Are you able please to provide the required summary?

If you want to start researching legal precedent and case law, then it’s going to cost you a lot of money and therefore, you tell him that it’s not recoverable and ask him for some competent legal authority that tells him that the exchange rate loss is a reasonably foreseeable consequence and that it was within the contemplation of the parties. Let him do that research and then you deal with it. Researching extensive caselaw is beyond the scope of this website and barristers charge about £350 per hour for it. Plus VAT. An advice on this view to wave in front of your brother is going to cost about £800 plus VAT although it is recoverable as an expense from the estate.

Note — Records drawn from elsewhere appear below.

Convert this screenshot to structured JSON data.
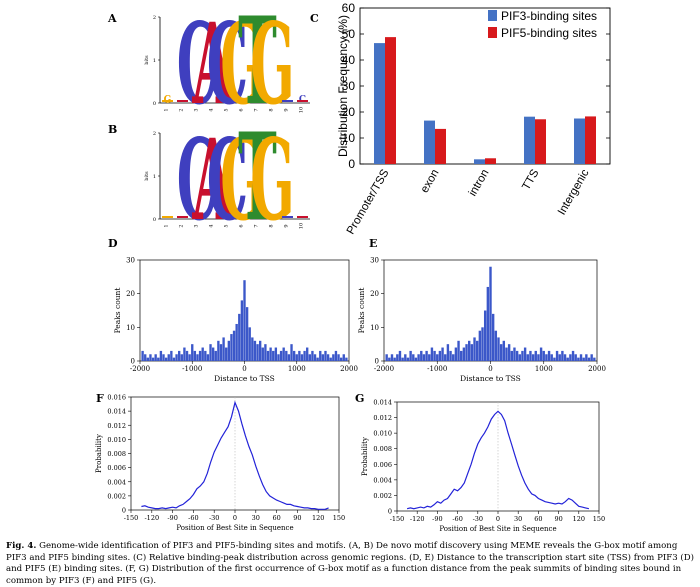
{
  "panel_labels": {
    "a": "A",
    "b": "B",
    "c": "C",
    "d": "D",
    "e": "E",
    "f": "F",
    "g": "G"
  },
  "logo_axis": {
    "ylabel": "bits",
    "yticks": [
      "0",
      "1",
      "2"
    ],
    "positions": [
      "1",
      "2",
      "3",
      "4",
      "5",
      "6",
      "7",
      "8",
      "9",
      "10"
    ]
  },
  "colors": {
    "series1": "#4472c4",
    "series2": "#d7191c",
    "hist": "#3b57c9",
    "curve": "#2323d8",
    "logo_c": "#3f3fbf",
    "logo_a": "#c8102e",
    "logo_g": "#f2a900",
    "logo_t": "#2e8b2e"
  },
  "motif_a": {
    "letters": [
      "G",
      "",
      "C",
      "A",
      "C",
      "G",
      "T",
      "G",
      "",
      ""
    ],
    "small_tail": "C"
  },
  "motif_b": {
    "letters": [
      "",
      "",
      "C",
      "A",
      "C",
      "G",
      "T",
      "G",
      "",
      ""
    ]
  },
  "chart_data": [
    {
      "id": "C",
      "type": "bar",
      "categories": [
        "Promoter/TSS",
        "exon",
        "intron",
        "TTS",
        "Intergenic"
      ],
      "series": [
        {
          "name": "PIF3-binding sites",
          "values": [
            46.5,
            16.7,
            1.8,
            18.2,
            17.5
          ]
        },
        {
          "name": "PIF5-binding sites",
          "values": [
            48.8,
            13.5,
            2.2,
            17.2,
            18.3
          ]
        }
      ],
      "ylabel": "Distribution Frequency (%)",
      "xlabel": "",
      "ylim": [
        0,
        60
      ],
      "yticks": [
        "0",
        "10",
        "20",
        "30",
        "40",
        "50",
        "60"
      ],
      "legend": "top-right"
    },
    {
      "id": "D",
      "type": "bar",
      "xlabel": "Distance to TSS",
      "ylabel": "Peaks count",
      "xlim": [
        -2000,
        2000
      ],
      "ylim": [
        0,
        30
      ],
      "xticks": [
        "-2000",
        "-1000",
        "0",
        "1000",
        "2000"
      ],
      "yticks": [
        "0",
        "10",
        "20",
        "30"
      ],
      "x": [
        -1950,
        -1900,
        -1850,
        -1800,
        -1750,
        -1700,
        -1650,
        -1600,
        -1550,
        -1500,
        -1450,
        -1400,
        -1350,
        -1300,
        -1250,
        -1200,
        -1150,
        -1100,
        -1050,
        -1000,
        -950,
        -900,
        -850,
        -800,
        -750,
        -700,
        -650,
        -600,
        -550,
        -500,
        -450,
        -400,
        -350,
        -300,
        -250,
        -200,
        -150,
        -100,
        -50,
        0,
        50,
        100,
        150,
        200,
        250,
        300,
        350,
        400,
        450,
        500,
        550,
        600,
        650,
        700,
        750,
        800,
        850,
        900,
        950,
        1000,
        1050,
        1100,
        1150,
        1200,
        1250,
        1300,
        1350,
        1400,
        1450,
        1500,
        1550,
        1600,
        1650,
        1700,
        1750,
        1800,
        1850,
        1900,
        1950
      ],
      "values": [
        3,
        2,
        1,
        2,
        1,
        2,
        1,
        3,
        2,
        1,
        2,
        3,
        1,
        2,
        3,
        2,
        4,
        3,
        2,
        5,
        3,
        2,
        3,
        4,
        3,
        2,
        5,
        4,
        3,
        6,
        5,
        7,
        4,
        6,
        8,
        9,
        11,
        14,
        18,
        24,
        16,
        10,
        7,
        6,
        5,
        6,
        4,
        5,
        3,
        4,
        3,
        4,
        2,
        3,
        4,
        3,
        2,
        5,
        3,
        2,
        3,
        2,
        3,
        4,
        2,
        3,
        2,
        1,
        3,
        2,
        3,
        2,
        1,
        2,
        3,
        2,
        1,
        2,
        1
      ]
    },
    {
      "id": "E",
      "type": "bar",
      "xlabel": "Distance to TSS",
      "ylabel": "Peaks count",
      "xlim": [
        -2000,
        2000
      ],
      "ylim": [
        0,
        30
      ],
      "xticks": [
        "-2000",
        "-1000",
        "0",
        "1000",
        "2000"
      ],
      "yticks": [
        "0",
        "10",
        "20",
        "30"
      ],
      "x": [
        -1950,
        -1900,
        -1850,
        -1800,
        -1750,
        -1700,
        -1650,
        -1600,
        -1550,
        -1500,
        -1450,
        -1400,
        -1350,
        -1300,
        -1250,
        -1200,
        -1150,
        -1100,
        -1050,
        -1000,
        -950,
        -900,
        -850,
        -800,
        -750,
        -700,
        -650,
        -600,
        -550,
        -500,
        -450,
        -400,
        -350,
        -300,
        -250,
        -200,
        -150,
        -100,
        -50,
        0,
        50,
        100,
        150,
        200,
        250,
        300,
        350,
        400,
        450,
        500,
        550,
        600,
        650,
        700,
        750,
        800,
        850,
        900,
        950,
        1000,
        1050,
        1100,
        1150,
        1200,
        1250,
        1300,
        1350,
        1400,
        1450,
        1500,
        1550,
        1600,
        1650,
        1700,
        1750,
        1800,
        1850,
        1900,
        1950
      ],
      "values": [
        2,
        1,
        2,
        1,
        2,
        3,
        1,
        2,
        1,
        3,
        2,
        1,
        2,
        3,
        2,
        3,
        2,
        4,
        3,
        2,
        3,
        4,
        2,
        5,
        3,
        2,
        4,
        6,
        3,
        4,
        5,
        6,
        5,
        7,
        6,
        9,
        10,
        15,
        22,
        28,
        14,
        9,
        7,
        5,
        6,
        4,
        5,
        3,
        4,
        3,
        2,
        3,
        4,
        2,
        3,
        2,
        3,
        2,
        4,
        3,
        2,
        3,
        2,
        1,
        3,
        2,
        3,
        2,
        1,
        2,
        3,
        2,
        1,
        2,
        1,
        2,
        1,
        2,
        1
      ]
    },
    {
      "id": "F",
      "type": "line",
      "xlabel": "Position of Best Site in Sequence",
      "ylabel": "Probability",
      "xlim": [
        -150,
        150
      ],
      "ylim": [
        0,
        0.016
      ],
      "xticks": [
        "-150",
        "-120",
        "-90",
        "-60",
        "-30",
        "0",
        "30",
        "60",
        "90",
        "120",
        "150"
      ],
      "yticks": [
        "0",
        "0.002",
        "0.004",
        "0.006",
        "0.008",
        "0.010",
        "0.012",
        "0.014",
        "0.016"
      ],
      "x": [
        -135,
        -130,
        -125,
        -120,
        -115,
        -110,
        -105,
        -100,
        -95,
        -90,
        -85,
        -80,
        -75,
        -70,
        -65,
        -60,
        -55,
        -50,
        -45,
        -40,
        -35,
        -30,
        -25,
        -20,
        -15,
        -10,
        -5,
        0,
        5,
        10,
        15,
        20,
        25,
        30,
        35,
        40,
        45,
        50,
        55,
        60,
        65,
        70,
        75,
        80,
        85,
        90,
        95,
        100,
        105,
        110,
        115,
        120,
        125,
        130,
        135
      ],
      "values": [
        0.0005,
        0.0006,
        0.0004,
        0.0003,
        0.0002,
        0.0002,
        0.0003,
        0.0002,
        0.0003,
        0.0004,
        0.0003,
        0.0006,
        0.0008,
        0.0012,
        0.0016,
        0.0022,
        0.003,
        0.0034,
        0.004,
        0.0052,
        0.0068,
        0.0082,
        0.0092,
        0.0102,
        0.011,
        0.0118,
        0.0132,
        0.0152,
        0.014,
        0.0122,
        0.0105,
        0.009,
        0.0078,
        0.0062,
        0.0048,
        0.0036,
        0.0026,
        0.002,
        0.0017,
        0.0014,
        0.0012,
        0.001,
        0.0008,
        0.0008,
        0.0006,
        0.0005,
        0.0004,
        0.0003,
        0.0003,
        0.0002,
        0.0002,
        0.0001,
        0.0001,
        0.0001,
        0.0003
      ]
    },
    {
      "id": "G",
      "type": "line",
      "xlabel": "Position of Best Site in Sequence",
      "ylabel": "Probability",
      "xlim": [
        -150,
        150
      ],
      "ylim": [
        0,
        0.014
      ],
      "xticks": [
        "-150",
        "-120",
        "-90",
        "-60",
        "-30",
        "0",
        "30",
        "60",
        "90",
        "120",
        "150"
      ],
      "yticks": [
        "0",
        "0.002",
        "0.004",
        "0.006",
        "0.008",
        "0.010",
        "0.012",
        "0.014"
      ],
      "x": [
        -135,
        -130,
        -125,
        -120,
        -115,
        -110,
        -105,
        -100,
        -95,
        -90,
        -85,
        -80,
        -75,
        -70,
        -65,
        -60,
        -55,
        -50,
        -45,
        -40,
        -35,
        -30,
        -25,
        -20,
        -15,
        -10,
        -5,
        0,
        5,
        10,
        15,
        20,
        25,
        30,
        35,
        40,
        45,
        50,
        55,
        60,
        65,
        70,
        75,
        80,
        85,
        90,
        95,
        100,
        105,
        110,
        115,
        120,
        125,
        130,
        135
      ],
      "values": [
        0.0003,
        0.0004,
        0.0003,
        0.0004,
        0.0005,
        0.0004,
        0.0006,
        0.0005,
        0.0008,
        0.0012,
        0.001,
        0.0014,
        0.0016,
        0.0022,
        0.0028,
        0.0026,
        0.003,
        0.0036,
        0.0048,
        0.006,
        0.0074,
        0.0086,
        0.0094,
        0.01,
        0.0108,
        0.0118,
        0.0124,
        0.0128,
        0.0124,
        0.0116,
        0.01,
        0.0086,
        0.0072,
        0.0058,
        0.0046,
        0.0036,
        0.0028,
        0.0022,
        0.002,
        0.0016,
        0.0014,
        0.0012,
        0.0011,
        0.001,
        0.0009,
        0.001,
        0.0009,
        0.0012,
        0.0016,
        0.0014,
        0.001,
        0.0006,
        0.0005,
        0.0004,
        0.0003
      ]
    }
  ],
  "caption": {
    "label": "Fig. 4.",
    "text": " Genome-wide identification of PIF3 and PIF5-binding sites and motifs. (A, B) De novo motif discovery using MEME reveals the G-box motif among PIF3 and PIF5 binding sites. (C) Relative binding-peak distribution across genomic regions. (D, E) Distance to the transcription start site (TSS) from PIF3 (D) and PIF5 (E) binding sites. (F, G) Distribution of the first occurrence of G-box motif as a function distance from the peak summits of binding sites bound in common by PIF3 (F) and PIF5 (G)."
  }
}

I can’t remember the details of the case that I mentioned, it was six or seven years ago now, I just remember the exchange rate not being a reasonably foreseeable consequence. It is all down to reasonable foreseeability. That’s a well established doctrine used in hundreds of pieces of case law

Customer: replied 10 months ago.
Ok - understood! Thanks for your assistance.

I am glad to help.

Before you go (you can come back at any time), please don’t forget to use the rating service because that gives me credit. It doesn’t just give me a pat on the head! The thread remains open. We can still exchange emails.

Kind regards.


F E Smith and other Law Specialists are ready to help you
Customer: replied 10 months ago.
Will do! I may well get back to you - depends how the siblings react when I try your suggestion later today! Thanks very much.